Mouais, allez, on va plutôt dire du bien de ce premier film de Guédiguian, même si on en ressort mi-figue mi-raisin. Le bougre se cherche encore pas mal avec ce tout petit film sous influence, qui peine tout de même beaucoup à trouver son originalité et sa personnalité. Il la trouvera, tiens donc, dans son fort ancrage dans Marseille, et bien entendu particulièrement dans l'Estaque, déjà filmé comme un territoire fermé, avec ses propres rites, ses propres figures, sa propre culture. Dès les premières secondes de son premier film (et jusqu'à la dernière de son dernier, on imagine), Guédiguian appartient à l'Estaque et entreprend de regarder ce quartier en anthropologue. Il réussit ici à en rendre toute l'atmosphère, ces petites gens au verbe haut, au coude qui se lève très facilement dès lors que le 51 est servi, à la glandouille assumée, à l'anarchie affirmée, adeptes des petites combines, du coup de poing, des filles, des bords de mer, ou quand la nécessité s'en fait sentir, des braquages de villas.

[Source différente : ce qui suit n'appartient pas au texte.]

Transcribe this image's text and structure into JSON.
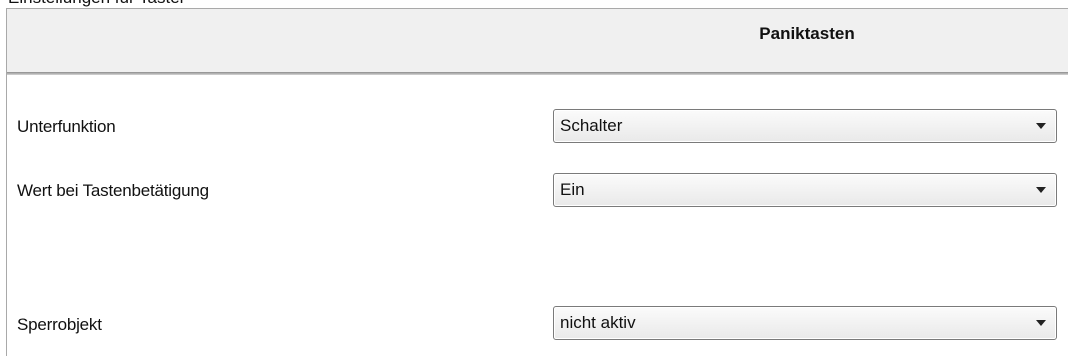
{
  "top_cut_text": "Einstellungen für Taster",
  "header": {
    "title": "Paniktasten"
  },
  "rows": [
    {
      "label": "Unterfunktion",
      "value": "Schalter"
    },
    {
      "label": "Wert bei Tastenbetätigung",
      "value": "Ein"
    },
    {
      "label": "Sperrobjekt",
      "value": "nicht aktiv"
    }
  ],
  "icons": {
    "dropdown": "chevron-down-icon"
  }
}
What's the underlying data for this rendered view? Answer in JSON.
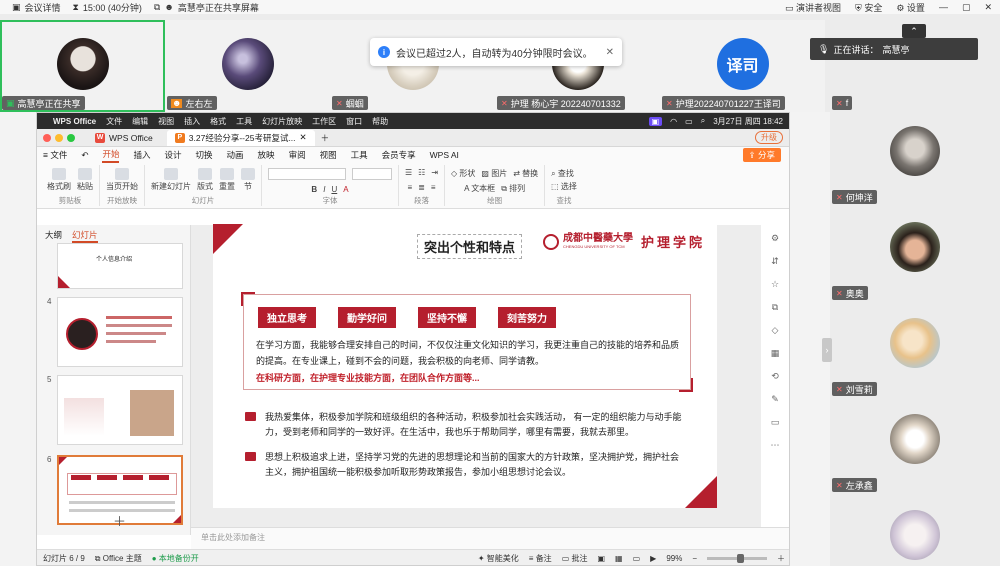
{
  "meeting": {
    "record_label": "会议详情",
    "timer": "15:00 (40分钟)",
    "sharing_status": "高慧亭正在共享屏幕",
    "view_label": "演讲者视图",
    "security_label": "安全",
    "settings_label": "设置"
  },
  "toast": {
    "text": "会议已超过2人，自动转为40分钟限时会议。"
  },
  "participants_top": [
    {
      "name": "高慧亭正在共享"
    },
    {
      "name": "左右左"
    },
    {
      "name": "蝈蝈"
    },
    {
      "name": "护理 杨心宇 202240701332"
    },
    {
      "name": "护理202240701227王译司",
      "avatar_text": "译司"
    }
  ],
  "speaking": {
    "label": "正在讲话：",
    "name": "高慧亭"
  },
  "participants_right": [
    {
      "name": "f"
    },
    {
      "name": "何坤洋"
    },
    {
      "name": "奥奥"
    },
    {
      "name": "刘雪莉"
    },
    {
      "name": "左承鑫"
    }
  ],
  "mac": {
    "app": "WPS Office",
    "menus": [
      "文件",
      "编辑",
      "视图",
      "插入",
      "格式",
      "工具",
      "幻灯片放映",
      "工作区",
      "窗口",
      "帮助"
    ],
    "datetime": "3月27日 周四  18:42"
  },
  "wps": {
    "tabs": [
      {
        "label": "WPS Office"
      },
      {
        "label": "3.27经验分享--25考研复试..."
      }
    ],
    "upgrade": "升级",
    "file_label": "文件",
    "menu": [
      "开始",
      "插入",
      "设计",
      "切换",
      "动画",
      "放映",
      "审阅",
      "视图",
      "工具",
      "会员专享",
      "WPS AI"
    ],
    "share": "分享",
    "ribbon": {
      "groups": [
        {
          "label": "剪贴板",
          "buttons": [
            "格式刷",
            "粘贴"
          ]
        },
        {
          "label": "开始放映",
          "buttons": [
            "当页开始"
          ]
        },
        {
          "label": "幻灯片",
          "buttons": [
            "新建幻灯片",
            "版式",
            "重置",
            "节"
          ]
        },
        {
          "label": "字体",
          "buttons": []
        },
        {
          "label": "段落",
          "buttons": []
        },
        {
          "label": "绘图",
          "buttons": [
            "形状",
            "文本框",
            "图片",
            "排列",
            "替换"
          ]
        },
        {
          "label": "查找",
          "buttons": [
            "查找",
            "选择"
          ]
        }
      ]
    },
    "side_tabs": [
      "大纲",
      "幻灯片"
    ],
    "thumb3_title": "个人信息介绍",
    "thumb_numbers": [
      "4",
      "5",
      "6"
    ],
    "notes_placeholder": "单击此处添加备注",
    "status": {
      "slide": "幻灯片 6 / 9",
      "theme": "Office 主题",
      "backup": "本地备份开",
      "beautify": "智能美化",
      "notes": "备注",
      "comment": "批注",
      "zoom": "99%"
    }
  },
  "slide": {
    "title": "突出个性和特点",
    "uni_name": "成都中醫藥大學",
    "uni_en": "CHENGDU UNIVERSITY OF TCM",
    "dept": "护理学院",
    "tags": [
      "独立思考",
      "勤学好问",
      "坚持不懈",
      "刻苦努力"
    ],
    "para1": "在学习方面，我能够合理安排自己的时间，不仅仅注重文化知识的学习，我更注重自己的技能的培养和品质的提高。在专业课上，碰到不会的问题，我会积极的向老师、同学请教。",
    "para1_red": "在科研方面，在护理专业技能方面，在团队合作方面等...",
    "bullet1": "我热爱集体，积极参加学院和班级组织的各种活动，积极参加社会实践活动，  有一定的组织能力与动手能力，受到老师和同学的一致好评。在生活中，我也乐于帮助同学，哪里有需要，我就去那里。",
    "bullet2": "思想上积极追求上进，坚持学习党的先进的思想理论和当前的国家大的方针政策，坚决拥护党，拥护社会主义，拥护祖国统一能积极参加听取形势政策报告，参加小组思想讨论会议。"
  },
  "colors": {
    "accent_red": "#b51f2e",
    "wps_orange": "#ff7a2a",
    "speaking_green": "#2fbf5b",
    "toast_blue": "#2d7ff9"
  },
  "icons": [
    "record-icon",
    "timer-icon",
    "share-icon",
    "mic-muted-icon",
    "info-icon",
    "close-icon",
    "gear-icon",
    "shield-icon",
    "view-icon"
  ]
}
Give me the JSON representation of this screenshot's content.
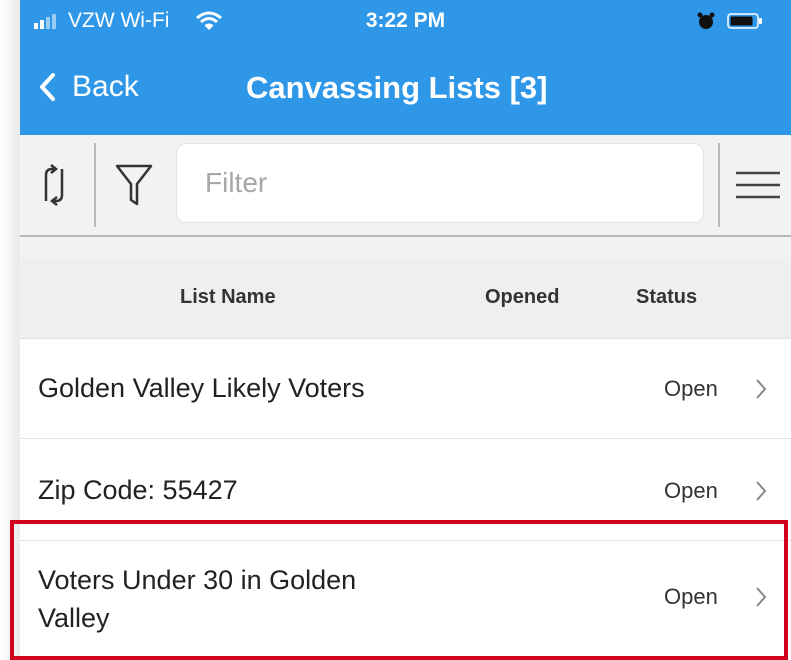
{
  "status_bar": {
    "carrier": "VZW Wi-Fi",
    "time": "3:22 PM",
    "icons": [
      "signal-icon",
      "wifi-icon",
      "alarm-icon",
      "battery-icon"
    ]
  },
  "nav": {
    "back_label": "Back",
    "title": "Canvassing Lists [3]"
  },
  "toolbar": {
    "filter_placeholder": "Filter",
    "icons": [
      "sync-icon",
      "funnel-icon",
      "menu-icon"
    ]
  },
  "table": {
    "columns": [
      "List Name",
      "Opened",
      "Status"
    ],
    "rows": [
      {
        "name": "Golden Valley Likely Voters",
        "opened": "",
        "status": "Open"
      },
      {
        "name": "Zip Code: 55427",
        "opened": "",
        "status": "Open"
      },
      {
        "name": "Voters Under 30 in Golden Valley",
        "opened": "",
        "status": "Open"
      }
    ]
  },
  "colors": {
    "header_blue": "#2f97e8",
    "highlight_red": "#d0021b",
    "toolbar_gray": "#f2f2f2"
  }
}
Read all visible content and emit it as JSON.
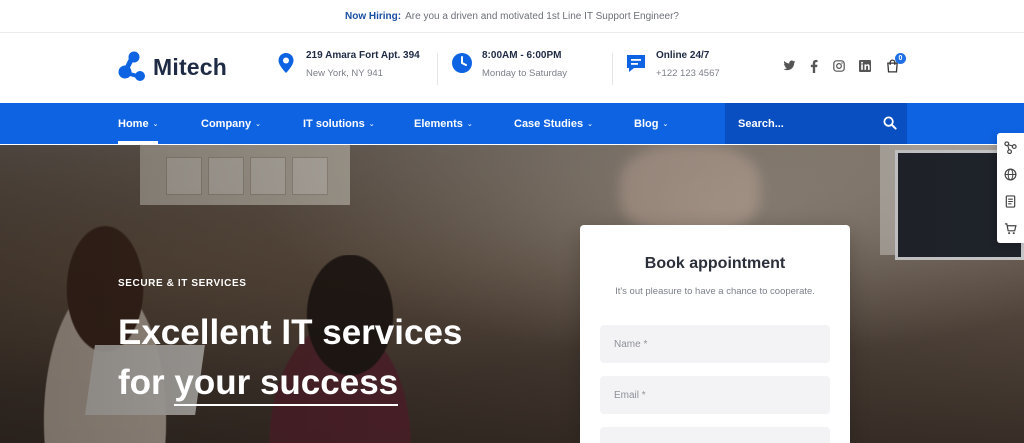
{
  "topbar": {
    "highlight": "Now Hiring:",
    "text": "Are you a driven and motivated 1st Line IT Support Engineer?"
  },
  "brand": {
    "name": "Mitech",
    "accent": "#0e63e3"
  },
  "header_info": {
    "address": {
      "line1": "219 Amara Fort Apt. 394",
      "line2": "New York, NY 941",
      "icon": "map-pin-icon"
    },
    "hours": {
      "line1": "8:00AM - 6:00PM",
      "line2": "Monday to Saturday",
      "icon": "clock-icon"
    },
    "support": {
      "line1": "Online 24/7",
      "line2": "+122 123 4567",
      "icon": "chat-icon"
    }
  },
  "social": {
    "icons": [
      "twitter-icon",
      "facebook-icon",
      "instagram-icon",
      "linkedin-icon"
    ],
    "cart_count": "0"
  },
  "nav": {
    "items": [
      {
        "label": "Home",
        "active": true
      },
      {
        "label": "Company"
      },
      {
        "label": "IT solutions"
      },
      {
        "label": "Elements"
      },
      {
        "label": "Case Studies"
      },
      {
        "label": "Blog"
      }
    ],
    "search_placeholder": "Search..."
  },
  "hero": {
    "eyebrow": "SECURE & IT SERVICES",
    "headline_line1": "Excellent IT services",
    "headline_line2_prefix": "for ",
    "headline_line2_underlined": "your success"
  },
  "appointment": {
    "title": "Book appointment",
    "subtitle": "It's out pleasure to have a chance to cooperate.",
    "name_placeholder": "Name *",
    "email_placeholder": "Email *"
  },
  "side_panel": {
    "icons": [
      "layout-tree-icon",
      "globe-icon",
      "document-icon",
      "cart-icon"
    ]
  }
}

Le film s'attarde particulièrement sur Gilbert (Gérard Meylan), un de ces "vitelloni" du coin, bien installé dans son petit univers ensoleillé. Son quotidien nous est décrit par le menu, et on ne sortira pas de ce minuscule projet : volontairement modeste, Dernier été enregistre simplement les petits remous de cette existence banale, celle d'un jeune gars pas très ambitieux de Marseille dans les années 80, ses amours (pour la jeune Ariane Ascaride, bizarrement coiffée), ses plans foireux et sans panache, ses après-midi de glande en terrasse des bistrots, ses potes tout aussi paresseux que lui, bref une certaine jeunesse qui ne veut pas rentrer dans le rang et qui t'emmerde. L'authenticité et la sincérité, l'amour pour ses personnages et l'atmosphère solaire compensent les mille petits défauts du film : des acteurs pas terribles, une intrigue qui stagne sévèrement, une main un peu lourde sur l'accent et la "marseillanisme" à tout prix, et parfois des élans lyriques qui arrivent comme un cheveu sur la soupe compte tenu de la ténuité de l'ensemble. Par exemple, une séquence de plongeon trop solennellement amenée, ou une fin tragique complètement anachronique là-dedans. Guédiguian aurait mieux fait de rester dans la simple chronique de quartier, plutôt que de s'attaquer à ces choses qu'il ne maitrise pas encore. Bon, on ne s'ennuie pas, c'est déjà pas mal pour un film qui ne raconte à ce point rien du tout, et on sent déjà là le cinéaste qu'il va devenir. C'est déjà ça.

6 avril 2024

Court-métrages (1943-2004) de Michelangelo Antonioni

Les Gens du Pô (Gente del Po) (1943)

Les gens du Pô en ont-ils ? A brûle pourpoint et à considérer ce doc d'Antonioni, j 'ai envie de dire non, tant la vie sur une barge semble morne (on suit un homme qui s'agite, une femme qui fait la popotte et une petite fille alanguie dans le bateau principal qui remorque des barges à fond plat remplis de produits agricoles) et celle sur les berges guère plus palpitante : des paysannes qui rêvent d'ailleurs, des jeunes femmes en attente d'un cycliste de passage pour se faire dragouiller, des pêcheurs qui paniquent au moindre orage de peur que leur cabane se fasse engloutir... a mudlife...). Si l'on sent que Michelangelo n'est pas avare pour varier les plans, pour rendre une copie nickel avec un montage un peu rythmé, il est évident dès ce premier doc qu'il n'apparaît pas non plus comme le roi de la déconne... La barge suit son chemin sur "une eau aussi plate que l'asphalte" (un peu de poésie dans les commentaires, tout de même), on se magne sur la rive pour ouvrir ici ou là un pont flottant mais le ton de la voix off et la musique ne sont pas franchement là pour mettre l'ambiance... Une vie sur une longue rivière tranquille qui donne presque envie de s'acheter une corde. Un premier essai propre et sérieux - un poil monotone, tiens...

 

Nettoyage urbain  (N. U. - Nettezza urbana) (1948)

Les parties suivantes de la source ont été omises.